Here is the rear of the building, with Ukrainian students waiting between classes.
Here is a computer lab. Technology is scarce in general, but students work hard and they carry the hope that conditions will improve. All classrooms and labs have bars on their doors, and there is a lot of concern for security in general.
Here is a group of students I taught. They were mostly 4th year undergraduates and a few graduate students in computer science. Classrooms were sparsely equipped, but students were very bright and highly motivated.
We visited elementary schools while we were in Ternopil. The group below is a 5th grade class. My host Anatoly Sachenko is standing at the rear of this class on the right, and his daughter Vera is a member of this class.
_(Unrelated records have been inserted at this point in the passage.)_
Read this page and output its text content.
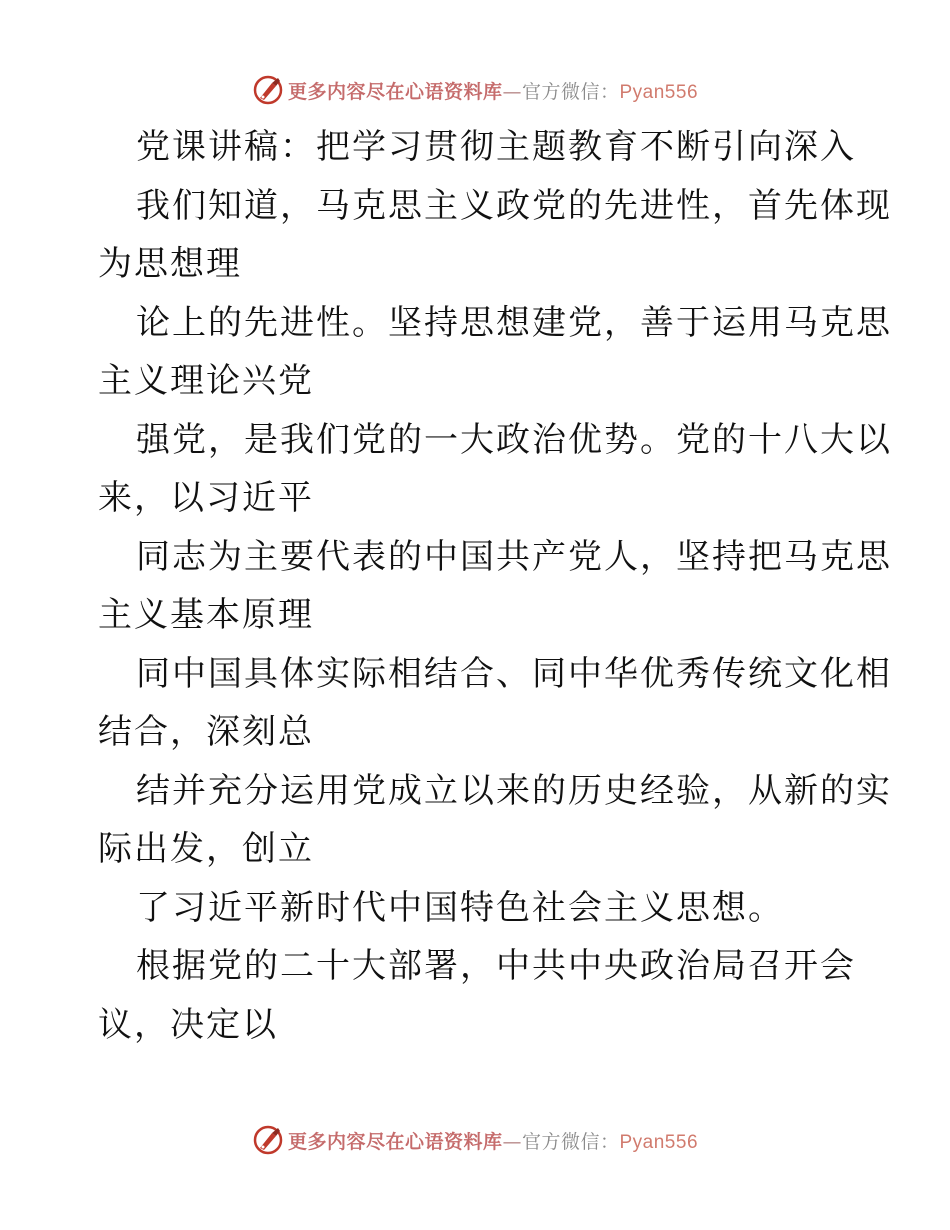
更多内容尽在心语资料库—官方微信：Pyan556
党课讲稿：把学习贯彻主题教育不断引向深入
我们知道，马克思主义政党的先进性，首先体现
为思想理
论上的先进性。坚持思想建党，善于运用马克思
主义理论兴党
强党，是我们党的一大政治优势。党的十八大以
来，以习近平
同志为主要代表的中国共产党人，坚持把马克思
主义基本原理
同中国具体实际相结合、同中华优秀传统文化相
结合，深刻总
结并充分运用党成立以来的历史经验，从新的实
际出发，创立
了习近平新时代中国特色社会主义思想。
根据党的二十大部署，中共中央政治局召开会
议，决定以
更多内容尽在心语资料库—官方微信：Pyan556
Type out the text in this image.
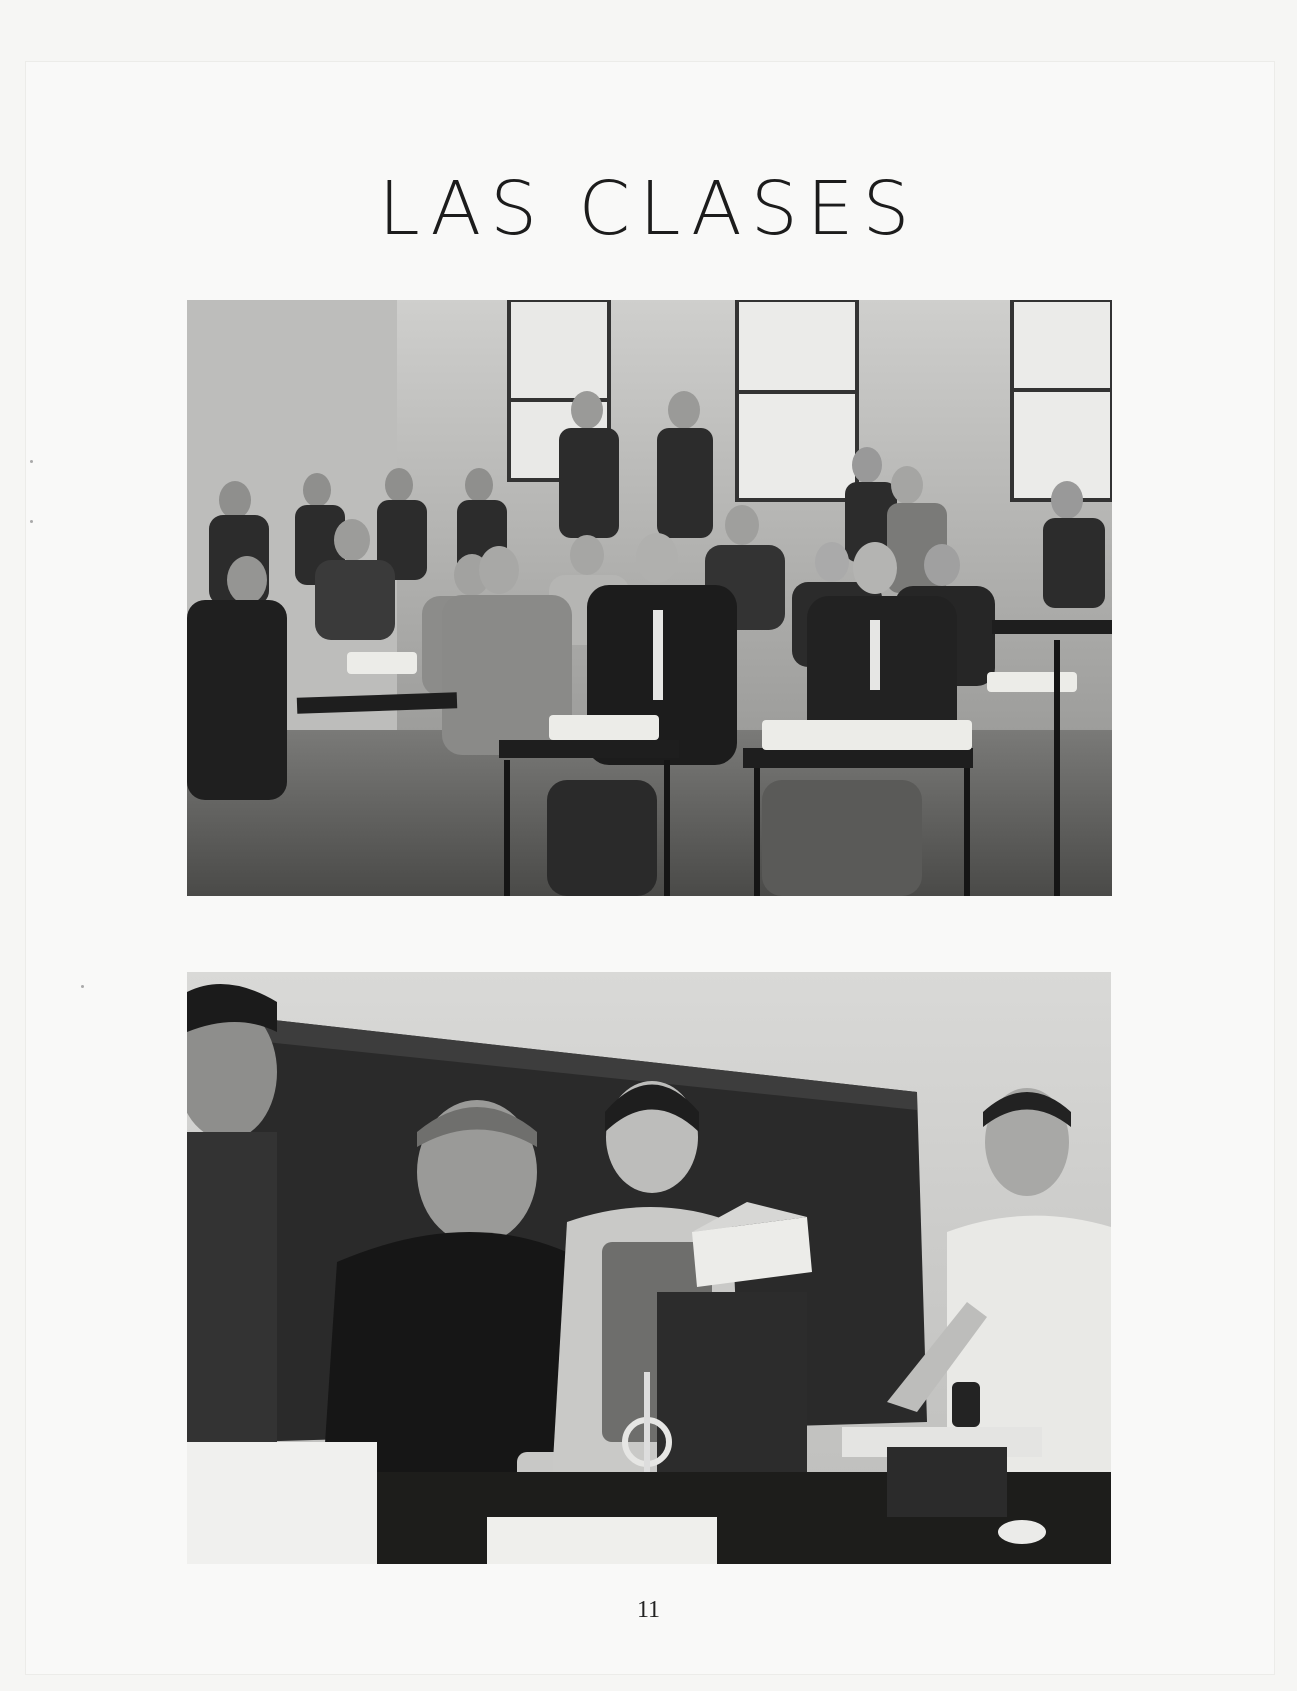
LAS CLASES
11
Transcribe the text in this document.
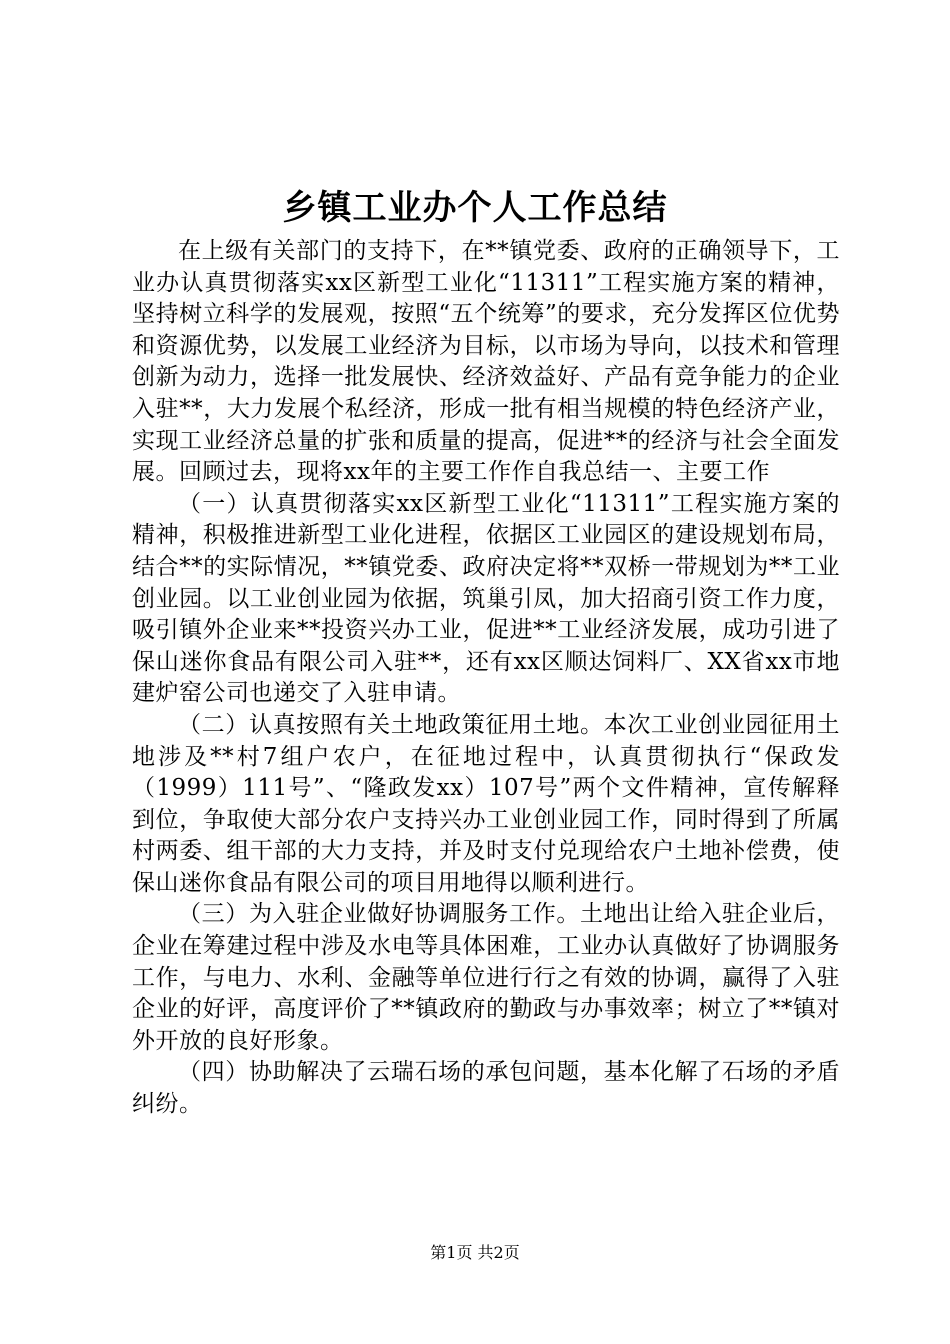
乡镇工业办个人工作总结

在上级有关部门的支持下，在**镇党委、政府的正确领导下，工业办认真贯彻落实xx区新型工业化“11311”工程实施方案的精神，坚持树立科学的发展观，按照“五个统筹”的要求，充分发挥区位优势和资源优势，以发展工业经济为目标，以市场为导向，以技术和管理创新为动力，选择一批发展快、经济效益好、产品有竞争能力的企业入驻**，大力发展个私经济，形成一批有相当规模的特色经济产业，实现工业经济总量的扩张和质量的提高，促进**的经济与社会全面发展。回顾过去，现将xx年的主要工作作自我总结一、主要工作

（一）认真贯彻落实xx区新型工业化“11311”工程实施方案的精神，积极推进新型工业化进程，依据区工业园区的建设规划布局，结合**的实际情况，**镇党委、政府决定将**双桥一带规划为**工业创业园。以工业创业园为依据，筑巢引凤，加大招商引资工作力度，吸引镇外企业来**投资兴办工业，促进**工业经济发展，成功引进了保山迷你食品有限公司入驻**，还有xx区顺达饲料厂、XX省xx市地建炉窑公司也递交了入驻申请。

（二）认真按照有关土地政策征用土地。本次工业创业园征用土地涉及**村7组户农户，在征地过程中，认真贯彻执行“保政发（1999）111号”、“隆政发xx）107号”两个文件精神，宣传解释到位，争取使大部分农户支持兴办工业创业园工作，同时得到了所属村两委、组干部的大力支持，并及时支付兑现给农户土地补偿费，使保山迷你食品有限公司的项目用地得以顺利进行。

（三）为入驻企业做好协调服务工作。土地出让给入驻企业后，企业在筹建过程中涉及水电等具体困难，工业办认真做好了协调服务工作，与电力、水利、金融等单位进行行之有效的协调，赢得了入驻企业的好评，高度评价了**镇政府的勤政与办事效率；树立了**镇对外开放的良好形象。

（四）协助解决了云瑞石场的承包问题，基本化解了石场的矛盾纠纷。

第1页 共2页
Meg is standing in the rear toward the left.
We made many friends while we were living in Ternopil, many of who were graduate students and teachers. They invited us to many events - birthday celebrations, Easter family gatherings, faculty meeting, and church services. Picnics like the one below were common.
Since 1991, Ukrainians have experienced a religious revival. On Sunday mornings, so many people attend the Orthodox cathedrals that loud speakers broadcast the liturgy into the square. The crowd below is typical, and the liturgies were beautifully sung by the people from memory.
L'viv is a city about 2 hours drive from Ternopil. The Pope visited L'viv in the summer of 2001. The cathedral below was being renovated in preparation for the Pope's visit.
There are many cathedrals in Kiev, and they have been beautifully restored.
Shevshenko is a Ukrainian hero, not only a world-class scholar but also one of the first to advocate for Ukrainian independence in the 19th century.
At the end of our time in Ukraine, we participated in an international workshop at a beautiful resort on the tip of the Crimean Peninsula. The workshop was organized by my host, Anatoly Sachenko, and was attended by computer scientists from many nations - Russia, Greece, Spain, Italy, the UK, Poland, the US, and many others. This was a very special time - we were sad to leave Ukraine and the many friends we had made there.